Opposing review costs India dear
If at the end of the first day’s play of the Border-Gavaskar Trophy, India cannot claim to have the advantage in the first Test, it can be blamed on a big umpiring blunder.
With R Ashwin weaving a spin web around Australia, it looked a matter of time before the visitors’ innings folded up. Ashwin had run through the top order to reduce Australia to 206 for five, and only Michael Clarke stood between the two teams.
Then came the kind of moment which are said to turn matches and series.
Ashwin came up with a wicket-taking delivery, but Clarke got away when umpire Kumar Dharmasena didn’t pick up a thick inside edge, which ballooned up to short leg fielder Cheteshwar Pujara off the batsman’s thigh pad. Clarke was on 38 then and went on to score an unbeaten 103 and help Australia finish the day on 316 for seven.

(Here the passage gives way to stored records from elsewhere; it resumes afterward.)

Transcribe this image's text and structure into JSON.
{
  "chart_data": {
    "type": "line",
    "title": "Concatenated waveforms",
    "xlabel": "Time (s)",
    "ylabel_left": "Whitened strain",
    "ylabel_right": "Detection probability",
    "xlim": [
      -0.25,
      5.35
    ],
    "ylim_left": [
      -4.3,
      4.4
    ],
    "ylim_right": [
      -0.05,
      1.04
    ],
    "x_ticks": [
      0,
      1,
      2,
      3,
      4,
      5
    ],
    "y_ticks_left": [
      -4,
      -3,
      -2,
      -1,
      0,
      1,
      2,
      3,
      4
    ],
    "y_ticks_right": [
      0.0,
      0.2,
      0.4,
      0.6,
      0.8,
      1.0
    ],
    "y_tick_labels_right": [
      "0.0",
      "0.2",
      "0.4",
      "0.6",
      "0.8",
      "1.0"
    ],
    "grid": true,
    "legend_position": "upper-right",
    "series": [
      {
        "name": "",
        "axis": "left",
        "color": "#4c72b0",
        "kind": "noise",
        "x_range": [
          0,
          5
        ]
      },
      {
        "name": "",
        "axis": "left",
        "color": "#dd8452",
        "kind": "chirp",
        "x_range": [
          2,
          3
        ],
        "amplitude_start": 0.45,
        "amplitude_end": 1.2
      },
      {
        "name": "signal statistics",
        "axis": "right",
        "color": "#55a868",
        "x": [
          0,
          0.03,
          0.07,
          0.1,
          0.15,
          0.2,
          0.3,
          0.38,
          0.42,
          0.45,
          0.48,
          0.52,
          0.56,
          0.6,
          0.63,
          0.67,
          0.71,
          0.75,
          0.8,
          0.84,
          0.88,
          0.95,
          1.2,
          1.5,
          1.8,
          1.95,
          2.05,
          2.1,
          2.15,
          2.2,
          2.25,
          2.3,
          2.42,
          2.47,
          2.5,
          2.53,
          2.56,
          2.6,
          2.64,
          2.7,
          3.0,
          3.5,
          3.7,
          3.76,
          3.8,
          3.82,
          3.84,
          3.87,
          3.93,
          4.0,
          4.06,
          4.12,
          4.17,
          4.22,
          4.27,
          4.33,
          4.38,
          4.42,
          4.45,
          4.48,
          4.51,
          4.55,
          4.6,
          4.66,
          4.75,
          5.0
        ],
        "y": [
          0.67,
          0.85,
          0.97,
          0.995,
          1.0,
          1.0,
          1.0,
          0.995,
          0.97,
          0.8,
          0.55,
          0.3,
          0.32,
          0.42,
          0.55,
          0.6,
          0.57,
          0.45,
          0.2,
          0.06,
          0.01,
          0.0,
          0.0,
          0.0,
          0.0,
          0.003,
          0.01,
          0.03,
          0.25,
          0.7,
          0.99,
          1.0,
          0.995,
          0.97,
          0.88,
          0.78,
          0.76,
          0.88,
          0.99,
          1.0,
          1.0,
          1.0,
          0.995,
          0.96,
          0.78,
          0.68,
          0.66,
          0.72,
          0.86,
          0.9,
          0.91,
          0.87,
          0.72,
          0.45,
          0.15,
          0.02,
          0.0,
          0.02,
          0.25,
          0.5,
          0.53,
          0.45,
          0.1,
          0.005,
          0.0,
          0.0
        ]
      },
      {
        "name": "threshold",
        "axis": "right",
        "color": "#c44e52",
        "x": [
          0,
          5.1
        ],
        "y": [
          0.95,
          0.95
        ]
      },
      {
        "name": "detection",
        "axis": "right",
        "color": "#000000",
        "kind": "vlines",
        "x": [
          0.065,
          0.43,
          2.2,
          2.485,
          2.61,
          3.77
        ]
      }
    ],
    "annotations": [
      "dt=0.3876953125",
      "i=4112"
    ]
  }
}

For many, the Indian team has itself to blame, for if they had agreed to the use of umpires’ decision review system (DRS) for the series, they could have contested the decision.
The Indian cricket board is the only one against the use of this technology and the bowler to suffer, Ashwin, supported his board’s stance on Friday. “What if we’d gone for DRS and didn’t have another review left?” commented the Indian off-spinner when asked whether after the incident he felt with DRS the situation of the game would have been different.
The review system is used in the ICC events, but when it comes to bilateral series, N Srinivasan & Co are against the use of DRS in its present form. In a recent interview, BCCI president Srinivasan said: “We don’t believe in it (DRS). I don't want to dictate to other people. We don't believe the technology is good enough.”
A similar umpiring blunder had changed the course of the 2007-08 series against Australia when umpire Steve Bucknor failed to notice a thick edge off Andrew Symonds during the Sydney Test. He went on to hammer an unbeaten 162 to help Australia recover from 134 for six to 463 and win the series.